Advertising and marketing are two closely related disciplines, but they are not the same thing. Pay Per Click (‘PPC’) advertising — Facebook, Instagram, TikTok, Google etc — is ONE form of advertising, and is different from the others*. Why does this matter? Because understanding it will change the way you approach your online advertising, and may save you a heck of a lot of time and money.
Marketing is a broad discipline that encompasses all of the activities involved in getting a product or service from the manufacturer to the customer. It includes everything from product development and research, to promotion and sales. Most self-employed marketers will specialise in one or maybe two aspects of marketing e.g. branding.
Advertising is a limb of marketing that focuses on creating awareness of a product or service. It is media space or time which you pay for.
Up until about 10 years ago, you could expect most advertisers to have some sort of marketing training or background. I’m old school and started my career in a London agency where I learnt copywriting, research, and sales psychology. I’ve also worked in media buying. I mention this because, while thinking about it, I sometimes hear new or very young online advertisers refer to themselves as media buyers which is normally incorrect.
PPC advertising is, quite literally, when you run your ads on one of the platforms and every time someone clicks on your ad you pay the host a charge. It is not the same as media buying where you pay in advance for ‘impressions’ usually according to a geographic location. Understanding this can have a big impact on your budget. If you are paying for clicks then you need to make sure that your ad is effective and that people are actually engaging with it.
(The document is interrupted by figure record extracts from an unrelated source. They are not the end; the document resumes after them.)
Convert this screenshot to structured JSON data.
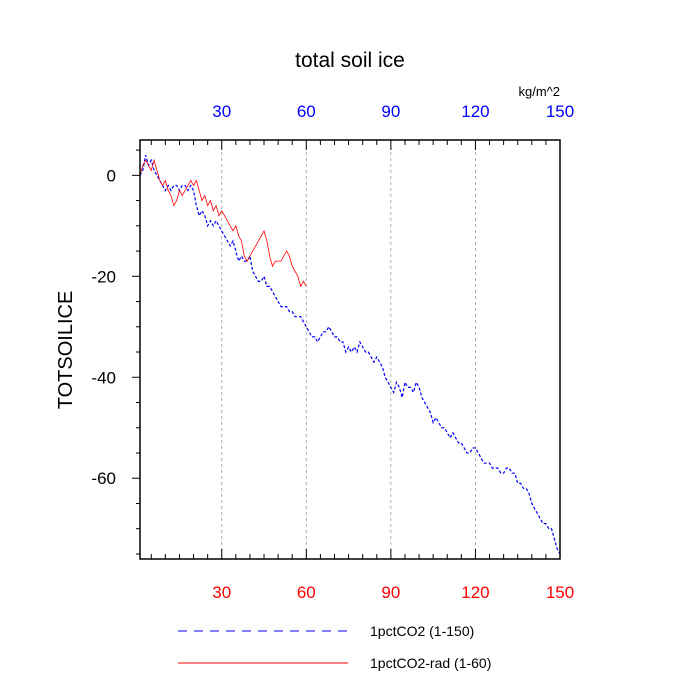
{
  "chart_data": {
    "type": "line",
    "title": "total soil ice",
    "ylabel": "TOTSOILICE",
    "units": "kg/m^2",
    "xlim": [
      1,
      150
    ],
    "ylim": [
      -76,
      7
    ],
    "x_ticks": [
      30,
      60,
      90,
      120,
      150
    ],
    "x_tick_labels": [
      "30",
      "60",
      "90",
      "120",
      "150"
    ],
    "y_ticks": [
      0,
      -20,
      -40,
      -60
    ],
    "y_tick_labels": [
      "0",
      "-20",
      "-40",
      "-60"
    ],
    "grid": "vertical dashed at major x ticks",
    "colors": {
      "top_tick_labels": "#0000ff",
      "bottom_tick_labels": "#ff0000",
      "series_1": "#0000ff",
      "series_2": "#ff0000"
    },
    "legend_position": "bottom",
    "series": [
      {
        "name": "1pctCO2 (1-150)",
        "style": "dashed",
        "color": "#0000ff",
        "x_start": 1,
        "values": [
          0,
          1,
          4,
          2,
          3,
          1,
          0,
          -1,
          -2,
          -3,
          -2,
          -3,
          -2,
          -2,
          -3,
          -2,
          -2,
          -3,
          -2,
          -3,
          -6,
          -8,
          -7,
          -8,
          -10,
          -9,
          -10,
          -9,
          -10,
          -11,
          -12,
          -13,
          -14,
          -13,
          -15,
          -17,
          -16,
          -17,
          -17,
          -16,
          -19,
          -20,
          -21,
          -21,
          -20,
          -22,
          -22,
          -23,
          -24,
          -25,
          -26,
          -26,
          -26,
          -27,
          -27,
          -28,
          -28,
          -28,
          -29,
          -30,
          -31,
          -32,
          -32,
          -33,
          -32,
          -31,
          -31,
          -30,
          -31,
          -32,
          -32,
          -33,
          -33,
          -35,
          -34,
          -35,
          -34,
          -35,
          -33,
          -34,
          -35,
          -35,
          -36,
          -37,
          -36,
          -37,
          -38,
          -40,
          -41,
          -42,
          -43,
          -41,
          -42,
          -44,
          -41,
          -42,
          -42,
          -43,
          -41,
          -42,
          -44,
          -45,
          -46,
          -47,
          -49,
          -48,
          -49,
          -50,
          -50,
          -51,
          -52,
          -51,
          -52,
          -53,
          -53,
          -54,
          -55,
          -55,
          -54,
          -54,
          -55,
          -56,
          -57,
          -57,
          -57,
          -58,
          -58,
          -58,
          -59,
          -59,
          -58,
          -58,
          -59,
          -59,
          -61,
          -61,
          -62,
          -62,
          -63,
          -65,
          -66,
          -67,
          -68,
          -69,
          -69,
          -70,
          -70,
          -72,
          -74,
          -75
        ]
      },
      {
        "name": "1pctCO2-rad (1-60)",
        "style": "solid",
        "color": "#ff0000",
        "x_start": 1,
        "values": [
          0,
          2,
          3,
          2,
          1,
          3,
          1,
          -1,
          -2,
          -1,
          -3,
          -4,
          -6,
          -5,
          -3,
          -4,
          -3,
          -2,
          -1,
          -2,
          -1,
          -3,
          -5,
          -4,
          -6,
          -5,
          -7,
          -6,
          -8,
          -7,
          -8,
          -9,
          -10,
          -11,
          -10,
          -12,
          -13,
          -16,
          -17,
          -16,
          -15,
          -14,
          -13,
          -12,
          -11,
          -13,
          -16,
          -18,
          -17,
          -17,
          -17,
          -16,
          -15,
          -16,
          -18,
          -19,
          -20,
          -22,
          -21,
          -22
        ]
      }
    ]
  }
}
On the other hand, if you are paying for impressions then you need to make sure that your ad is seen by as many people as possible. Can you see the difference here? To put it more succinctly, a good and experienced online advertiser will understand that ‘reach’ (i.e. impressions) is usually far less important to a business than clicks and conversions and create their ads accordingly.
Online advertising is a process. In fact, anyone who’s ever listening to my training or presentations about Facebook ads may tell you they left the session with the words, ‘Facebook ads are a process’ ringing in their ears!
The process for creating a really good ad campaign starts with audience and competitor research. Even if you think you know who your audience is, unless you actually have hard evidence, then please don’t be tempted to skip this process. Firing out a bunch of online ads which you’ve narrowed down by ‘age’ and ‘gender’ is no different to standing outside Leeds train station and handing out flyers to every man/woman who looks like they’re about 30/50 years old or whatever your parameter was.
Marketers are taught how to create tailored audience personas. To go deep into your ideal customer’s psyche and get a feel for what they want, their needs and desires, their pain points, and how your product solves these. My own customer persona descriptions can take up five sheets of A4 paper — that’s how deep I go!
Then there are your competitors. What are they doing well? What could they (you) improve upon? How can you position yourself in a way that sets you apart from them.
Spending time on this, and doing it properly, really will save you time and money in the long run.
It’s at this point however that advertising deviates from marketing. Whereas a marketer will normally bring the product to the audience, an advertiser does it the other way around.
A marketer will take their product and, using a blend of approaches (PR, influencers, events etc), put it before the audience and encourage them to engage with it.
An advertiser is focused on creating messages that speak to the needs and interests of potential buyers. The goal is to reach as many people in the target audience as possible and lead them to the product (‘click here to learn more’).
This is a subtle but important difference in approach.
Perhaps you can now see that while online advertising is a discipline in itself, the most effective practitioners are the ones with a wide skill-base and a well-rounded background. I have met and worked with some fantastically data focussed and tech-minded PPC experts who could analyse and optimise campaigns to an amazing level but their advertising just didn’t convert. Usually because the advertiser was completely focussed on the metrics forgot to think from a customer-centric point of view.
Many self-styled ‘Facebook ads experts’ got caught out in the Apple iOS update a couple of years ago. This was because they were relying on third party data collected from pixels and email lists to target their ads to Facebook-curated lists of the customers. This change had a massive impact on their ability to do this and, as a result, those who had no real advertising training were left high and dry. It was a bit like relying 100% on your calculator to get you through an arithmetic test, and then being asked to take one without it.
A good online advertiser should:
· Write great copy
· Create and utilise graphics and imagery
· Understand the numbers
· Be able to conduct proper research
· Have some understanding of audience and buyer psychology
· Understand the tech (e.g. basic coding and integrations)
Hopefully, if you’ve read this far, you now know that online advertising is its own unique beast that should not be approached with the same mindset as marketing or media-buying. It requires a different skill set and knowledge base to create great ads. When someone asks for ‘Facebook Ads’ what they are asking for is one small part of a much larger whole. If a new or inexperienced advertiser doesn’t really understand how all their different pieces fit together, it’s going to be hard to create a great, effective campaign that converts.
Did you learn anything new reading this? Let me know in the comments!
In case you were wondering, the others are: Native advertising, Display advertising, Print advertising, Broadcast advertising, Outdoor advertising.